和田浦海岸

家からは海は見えませんが、波が荒いときなどは、打ち寄せる波の音がきこえます。夏は潮風と蝉の声。

講座参考本⑯

2024-08-05 | 安房
「大正大震災の回顧と其の復興」上下巻(昭和8年・千葉県罹災救護会)

さきに、「安房震災誌」を紹介しましたが、
「安房震災誌」は、大正12年4月1日に郡制度廃止が決定し
郡長および郡役所は残務処理のために大正15年7月1日まで残置された
のでした。その際、安房郡長・大橋高四郎は震災の翌年に
「安房震災誌」の編纂を白鳥健氏に一任して、おりました。
その編纂が完成したのが大正15年3月30日発行の「安房震災誌」でした。
編纂兼発行者は安房郡役所となっております。
思えば、郡役所の残置までに間に合わせたのでした。

さて、それをふまえて、
「大正大震災の回顧と其の復興」上下巻をひらくならば、

この編者・安田亀一氏の「編纂を終へて」に語られておりました。

「本縣で震災誌編纂のことは震災直後に定った方針であるらしい。
 が、種々の支障から今日まで之を完成してゐなかった。

 既に県の書類なども保存期間が切れて廃棄処分をしたものもあり、
 又やがてその期間に達するものもあって、時の経つと共に、
 だんだん資料が散逸し、折角貴重な文献が喪はれて行く虞があるので、
 誰も早く記録を取纏めて置き度いとは思ひつつも知らず知らず
 時期を逸した態であった。

 尤もその間に、編纂委員が出来て、材料の取纏めに取りかかてゐたが
 中絶し、その後に又、専門に擔当する嘱託(高月頼章氏)が入って
 起稿し始めたが、編史の進行難やら一身上の都合やらで、
 折角同氏が予定した計画をも実現するに至らずして辞された。

 ・・・・・・・結局私にお鉢が廻って来た。・・・・
 それは昭和6年の9月、秋風の立ち初むる頃であった。

 ・・・・急務は先づ材料の蒐集整頓であると思った。
 これより先、市町村から材料を蒐集すべく高月氏が
 事項を定めて照会を発して呉れてあったから、
 徐々その回答も纏って来るし、岡課長その他が
 安房、君津、市原の三郡で震災地の町村吏員を集めて、
 記録の所在や当時の事情の聴取ことから、
 町村からの提出材料も漸次増加して来た。

 だが肝腎の県の記録がなかなか纏らない。
 そこで私は、先づ大震災当時応急活動に従事した人々で、
 現に在庁又は在葉する人々を日赤支部楼上へ集まって頂き、
 私の予定したプランに依って座談会を開いた。
 この座談会から私は多くものを得た。
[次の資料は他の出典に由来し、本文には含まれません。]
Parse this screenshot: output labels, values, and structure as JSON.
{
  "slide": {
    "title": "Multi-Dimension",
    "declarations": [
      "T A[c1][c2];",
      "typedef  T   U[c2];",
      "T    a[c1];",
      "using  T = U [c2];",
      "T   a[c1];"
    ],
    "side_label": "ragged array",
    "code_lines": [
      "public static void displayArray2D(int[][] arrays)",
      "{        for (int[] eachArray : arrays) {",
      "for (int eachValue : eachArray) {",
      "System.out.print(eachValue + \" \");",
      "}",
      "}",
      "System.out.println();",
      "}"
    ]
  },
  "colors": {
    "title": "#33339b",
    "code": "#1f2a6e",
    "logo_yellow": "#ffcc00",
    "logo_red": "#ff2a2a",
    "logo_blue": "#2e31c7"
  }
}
・・・・   」

 ( p978~989 「大正大震災の回顧と其の復興」上巻・昭和8年8月発行 )


はい。このようにして、編纂がならずに完成もしなかった本が外に
あることを知ることがあると側聞いたします。
まずは、これを現在、紐解けることを
そして、参考本として紹介できるのを喜びたいと思います。